Sterling showed signs of distress within minutes of being pepper-sprayed. Officer Michael Lopinot drove him from the spot where police captured him back to the scene of the traffic stop and told him to get out of the car.
"He did so and then fell to his knees," Lopinot told investigators. "Mr. Sterling then fell completely to the ground."
Officer Clarke then drove him to the jail. When they got there, Clarke wrote in his report, Sterling said, "Officer, Officer, I'm having some trouble breathing!" He needed the help of two officers to walk, because his legs buckled. He complained of being tired and thirsty and having sore knees.
Clarke called for fire-rescue medics, but he told the radio dispatcher only that Sterling was complaining of "exhaustion." When the firefighters were dispatched to the call, they had little information from police about Sterling's true condition.
When the firefighter-medics Michael Bucher and Keith Webster arrived minutes later, Sterling was lying down and rolling from side to side.
All of the police officers interviewed by internal affairs investigators concurred that Bucher and Webster did little more than wave ammonia inhalant under Sterling's nose. Sterling moved his head away, but he did not seem able to answer any of the medics' questions, the officers said.

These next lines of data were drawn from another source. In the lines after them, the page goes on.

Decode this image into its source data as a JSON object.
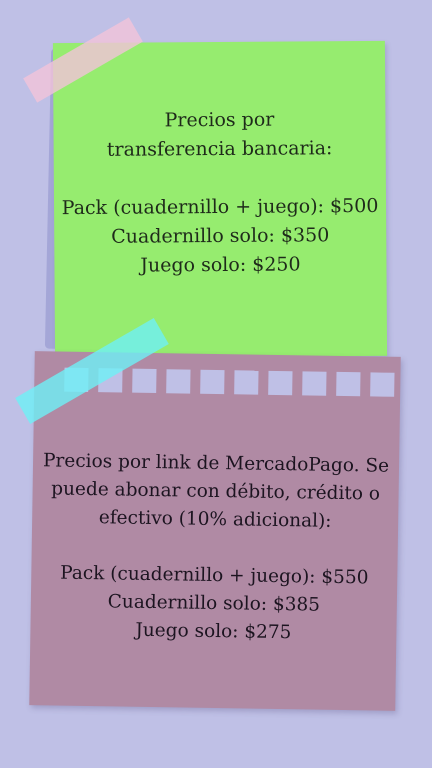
{
  "green_note": {
    "lines": [
      "Precios por",
      "transferencia bancaria:",
      "",
      "Pack (cuadernillo + juego): $500",
      "Cuadernillo solo: $350",
      "Juego solo: $250"
    ]
  },
  "purple_note": {
    "lines": [
      "Precios por link de MercadoPago. Se",
      "puede abonar con débito, crédito o",
      "efectivo (10% adicional):",
      "",
      "Pack (cuadernillo + juego): $550",
      "Cuadernillo solo: $385",
      "Juego solo: $275"
    ]
  },
  "colors": {
    "background": "#bfc0e6",
    "green_note": "#96ec6f",
    "purple_note": "#b08aa4",
    "pink_tape": "#f3c3d9",
    "cyan_tape": "#6ef0f6"
  }
}
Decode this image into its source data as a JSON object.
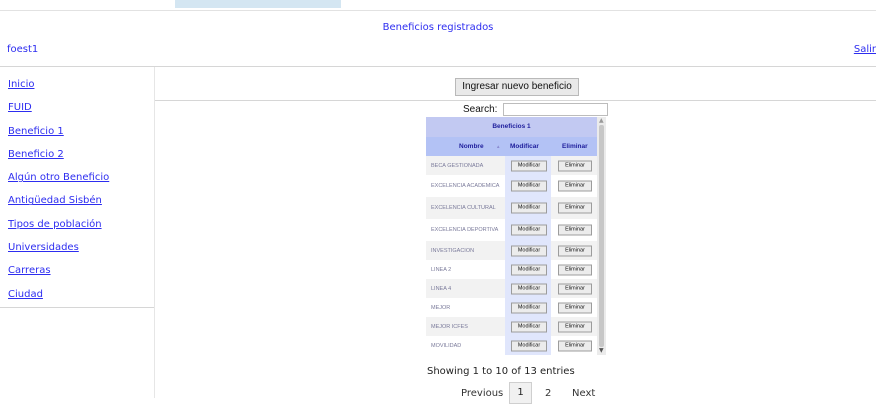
{
  "header": {
    "title": "Beneficios registrados",
    "user": "foest1",
    "logout": "Salir"
  },
  "sidebar": {
    "items": [
      {
        "label": "Inicio"
      },
      {
        "label": "FUID"
      },
      {
        "label": "Beneficio 1"
      },
      {
        "label": "Beneficio 2"
      },
      {
        "label": "Algún otro Beneficio"
      },
      {
        "label": "Antigüedad Sisbén"
      },
      {
        "label": "Tipos de población"
      },
      {
        "label": "Universidades"
      },
      {
        "label": "Carreras"
      },
      {
        "label": "Ciudad"
      }
    ]
  },
  "actions": {
    "new_benefit": "Ingresar nuevo beneficio"
  },
  "search": {
    "label": "Search:",
    "value": ""
  },
  "table": {
    "caption": "Beneficios 1",
    "columns": [
      "Nombre",
      "Modificar",
      "Eliminar"
    ],
    "sort_indicator": "▲",
    "modify_label": "Modificar",
    "delete_label": "Eliminar",
    "rows": [
      {
        "name": "BECA GESTIONADA"
      },
      {
        "name": "EXCELENCIA ACADEMICA"
      },
      {
        "name": "EXCELENCIA CULTURAL"
      },
      {
        "name": "EXCELENCIA DEPORTIVA"
      },
      {
        "name": "INVESTIGACION"
      },
      {
        "name": "LINEA 2"
      },
      {
        "name": "LINEA 4"
      },
      {
        "name": "MEJOR"
      },
      {
        "name": "MEJOR ICFES"
      },
      {
        "name": "MOVILIDAD"
      }
    ]
  },
  "pagination": {
    "info": "Showing 1 to 10 of 13 entries",
    "previous": "Previous",
    "pages": [
      "1",
      "2"
    ],
    "next": "Next"
  },
  "colors": {
    "link": "#2d2df0",
    "table_header": "#b3c2f5",
    "row_light": "#f2f2f2",
    "row_white": "#ffffff",
    "row_blue": "#e0e6fc"
  }
}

Clarke, Officer Nicholas Coffin and Capt. Lee Spector told investigators the medics said Sterling was "faking his condition" and left after about five minutes.

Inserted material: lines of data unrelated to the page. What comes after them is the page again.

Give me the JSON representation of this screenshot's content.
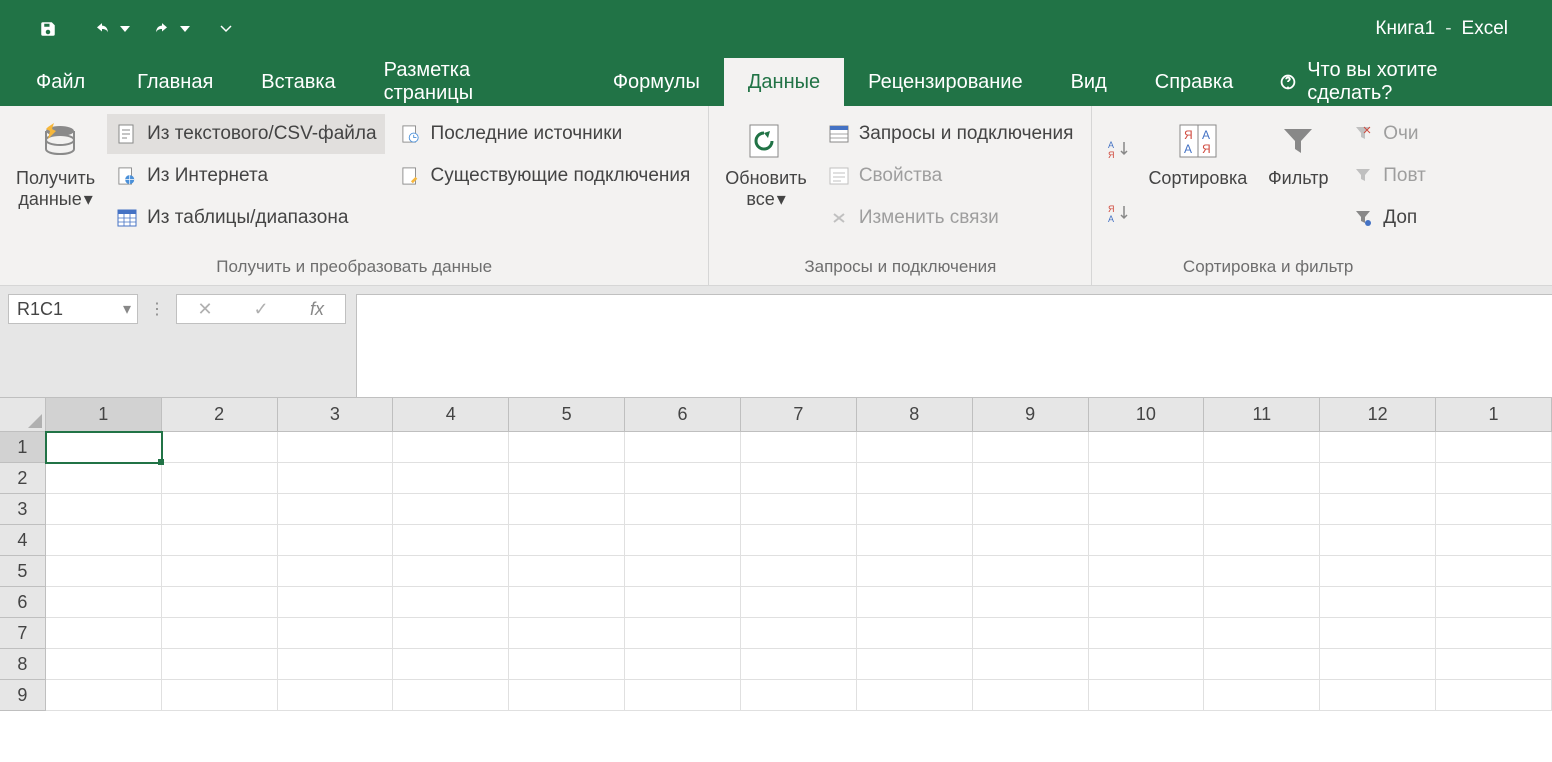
{
  "title": {
    "document": "Книга1",
    "separator": "-",
    "app": "Excel"
  },
  "tabs": {
    "file": "Файл",
    "home": "Главная",
    "insert": "Вставка",
    "pagelayout": "Разметка страницы",
    "formulas": "Формулы",
    "data": "Данные",
    "review": "Рецензирование",
    "view": "Вид",
    "help": "Справка",
    "tellme": "Что вы хотите сделать?"
  },
  "ribbon": {
    "group1": {
      "getdata": "Получить\nданные",
      "fromcsv": "Из текстового/CSV-файла",
      "frominternet": "Из Интернета",
      "fromtable": "Из таблицы/диапазона",
      "recentsources": "Последние источники",
      "existingconn": "Существующие подключения",
      "label": "Получить и преобразовать данные"
    },
    "group2": {
      "refreshall": "Обновить\nвсе",
      "queries": "Запросы и подключения",
      "properties": "Свойства",
      "editlinks": "Изменить связи",
      "label": "Запросы и подключения"
    },
    "group3": {
      "sort": "Сортировка",
      "filter": "Фильтр",
      "clear": "Очи",
      "reapply": "Повт",
      "advanced": "Доп",
      "label": "Сортировка и фильтр"
    }
  },
  "formulabar": {
    "namebox": "R1C1"
  },
  "grid": {
    "cols": [
      "1",
      "2",
      "3",
      "4",
      "5",
      "6",
      "7",
      "8",
      "9",
      "10",
      "11",
      "12",
      "1"
    ],
    "rows": [
      "1",
      "2",
      "3",
      "4",
      "5",
      "6",
      "7",
      "8",
      "9"
    ],
    "activeCol": 0,
    "activeRow": 0
  }
}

Before they departed, Sgt. Greg Salters waved more ammonia inhalants in front of Sterling, because he could not sit up on his own and was not answering questions.
Sterling could not walk into the jail on his own to be booked, so officers decided to drive him to the hospital in a police cruiser. He collapsed before they could. The officers uncuffed Sterling and called the medics back to the jail -- three minutes and 43 seconds after they left.

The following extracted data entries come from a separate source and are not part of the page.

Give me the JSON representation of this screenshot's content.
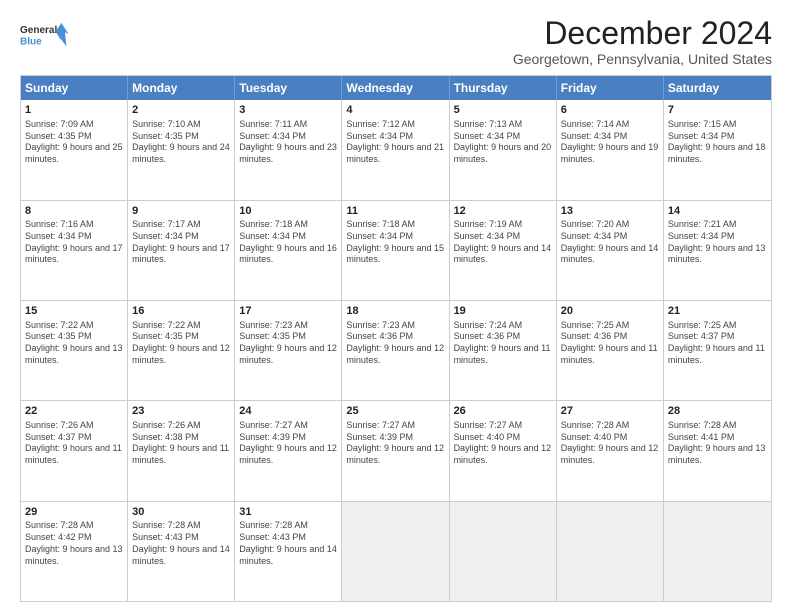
{
  "logo": {
    "line1": "General",
    "line2": "Blue"
  },
  "title": "December 2024",
  "subtitle": "Georgetown, Pennsylvania, United States",
  "days": [
    "Sunday",
    "Monday",
    "Tuesday",
    "Wednesday",
    "Thursday",
    "Friday",
    "Saturday"
  ],
  "weeks": [
    [
      {
        "day": "1",
        "sunrise": "7:09 AM",
        "sunset": "4:35 PM",
        "daylight": "9 hours and 25 minutes."
      },
      {
        "day": "2",
        "sunrise": "7:10 AM",
        "sunset": "4:35 PM",
        "daylight": "9 hours and 24 minutes."
      },
      {
        "day": "3",
        "sunrise": "7:11 AM",
        "sunset": "4:34 PM",
        "daylight": "9 hours and 23 minutes."
      },
      {
        "day": "4",
        "sunrise": "7:12 AM",
        "sunset": "4:34 PM",
        "daylight": "9 hours and 21 minutes."
      },
      {
        "day": "5",
        "sunrise": "7:13 AM",
        "sunset": "4:34 PM",
        "daylight": "9 hours and 20 minutes."
      },
      {
        "day": "6",
        "sunrise": "7:14 AM",
        "sunset": "4:34 PM",
        "daylight": "9 hours and 19 minutes."
      },
      {
        "day": "7",
        "sunrise": "7:15 AM",
        "sunset": "4:34 PM",
        "daylight": "9 hours and 18 minutes."
      }
    ],
    [
      {
        "day": "8",
        "sunrise": "7:16 AM",
        "sunset": "4:34 PM",
        "daylight": "9 hours and 17 minutes."
      },
      {
        "day": "9",
        "sunrise": "7:17 AM",
        "sunset": "4:34 PM",
        "daylight": "9 hours and 17 minutes."
      },
      {
        "day": "10",
        "sunrise": "7:18 AM",
        "sunset": "4:34 PM",
        "daylight": "9 hours and 16 minutes."
      },
      {
        "day": "11",
        "sunrise": "7:18 AM",
        "sunset": "4:34 PM",
        "daylight": "9 hours and 15 minutes."
      },
      {
        "day": "12",
        "sunrise": "7:19 AM",
        "sunset": "4:34 PM",
        "daylight": "9 hours and 14 minutes."
      },
      {
        "day": "13",
        "sunrise": "7:20 AM",
        "sunset": "4:34 PM",
        "daylight": "9 hours and 14 minutes."
      },
      {
        "day": "14",
        "sunrise": "7:21 AM",
        "sunset": "4:34 PM",
        "daylight": "9 hours and 13 minutes."
      }
    ],
    [
      {
        "day": "15",
        "sunrise": "7:22 AM",
        "sunset": "4:35 PM",
        "daylight": "9 hours and 13 minutes."
      },
      {
        "day": "16",
        "sunrise": "7:22 AM",
        "sunset": "4:35 PM",
        "daylight": "9 hours and 12 minutes."
      },
      {
        "day": "17",
        "sunrise": "7:23 AM",
        "sunset": "4:35 PM",
        "daylight": "9 hours and 12 minutes."
      },
      {
        "day": "18",
        "sunrise": "7:23 AM",
        "sunset": "4:36 PM",
        "daylight": "9 hours and 12 minutes."
      },
      {
        "day": "19",
        "sunrise": "7:24 AM",
        "sunset": "4:36 PM",
        "daylight": "9 hours and 11 minutes."
      },
      {
        "day": "20",
        "sunrise": "7:25 AM",
        "sunset": "4:36 PM",
        "daylight": "9 hours and 11 minutes."
      },
      {
        "day": "21",
        "sunrise": "7:25 AM",
        "sunset": "4:37 PM",
        "daylight": "9 hours and 11 minutes."
      }
    ],
    [
      {
        "day": "22",
        "sunrise": "7:26 AM",
        "sunset": "4:37 PM",
        "daylight": "9 hours and 11 minutes."
      },
      {
        "day": "23",
        "sunrise": "7:26 AM",
        "sunset": "4:38 PM",
        "daylight": "9 hours and 11 minutes."
      },
      {
        "day": "24",
        "sunrise": "7:27 AM",
        "sunset": "4:39 PM",
        "daylight": "9 hours and 12 minutes."
      },
      {
        "day": "25",
        "sunrise": "7:27 AM",
        "sunset": "4:39 PM",
        "daylight": "9 hours and 12 minutes."
      },
      {
        "day": "26",
        "sunrise": "7:27 AM",
        "sunset": "4:40 PM",
        "daylight": "9 hours and 12 minutes."
      },
      {
        "day": "27",
        "sunrise": "7:28 AM",
        "sunset": "4:40 PM",
        "daylight": "9 hours and 12 minutes."
      },
      {
        "day": "28",
        "sunrise": "7:28 AM",
        "sunset": "4:41 PM",
        "daylight": "9 hours and 13 minutes."
      }
    ],
    [
      {
        "day": "29",
        "sunrise": "7:28 AM",
        "sunset": "4:42 PM",
        "daylight": "9 hours and 13 minutes."
      },
      {
        "day": "30",
        "sunrise": "7:28 AM",
        "sunset": "4:43 PM",
        "daylight": "9 hours and 14 minutes."
      },
      {
        "day": "31",
        "sunrise": "7:28 AM",
        "sunset": "4:43 PM",
        "daylight": "9 hours and 14 minutes."
      },
      null,
      null,
      null,
      null
    ]
  ]
}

Clarke said that when he raised Sterling's arm to check for reflexes, "his hand, literally from maybe 12 to 15 inches above his face, fell directly down on his face." Officers also noticed Sterling's pupils starting to dilate.
Despite Sterling's dire condition, four officers told internal affairs investigators that Sterling had a pulse until the medics returned.
"In no way, shape or form did I lose contact with that patient and see that he stopped breathing, and if I would have, and I can answer this with all the compassion considered, I would've performed CPR," Clarke told the investigators. "I've done it in the past. I'm comfortable with it in the past. I received a life-saving award from this department for it. If I would've felt there was a need, it would've been done."
The medics -- Bucher, Webster, Michael Hicks and Walter Schrubb -- maintain that Sterling was dead when they got there. Fire Chief Otis Latin fired them, because, he said, they violated protocols and procedures by not attempting to revive Sterling or take him to the hospital. But they say they are being made scapegoats and will win their jobs back.
"The police say he had a pulse and was breathing. The firefighters say he wasn't," said Joe Carter, Hicks' lawyer. "The cardiac monitor verifies what the firefighters are saying -- he had no respiration, no pulse, no blood pressure.
"Four firefighters were terminated as a result of a flawed investigation by the Fort Lauderdale Police Department," Carter said. "It is evident that the Police Department conducted its own self-serving investigation clearing its own officers by blaming Fire-Rescue for the tragic death of Raymond Sterling Jr."
The fire department administration believed the police version instead of the firefighters', Carter said.
Police spokesman Detective Clinton Ward would not comment on the discrepancies, saying the statements speak for themselves. Latin could not be reached for comment. Sterling's father, Raymond Sterling Sr., said he wants the truth and is hoping his lawyer, Willie Gary, will expose it during a civil trial. In September Gary informed the city that he would be filing suit.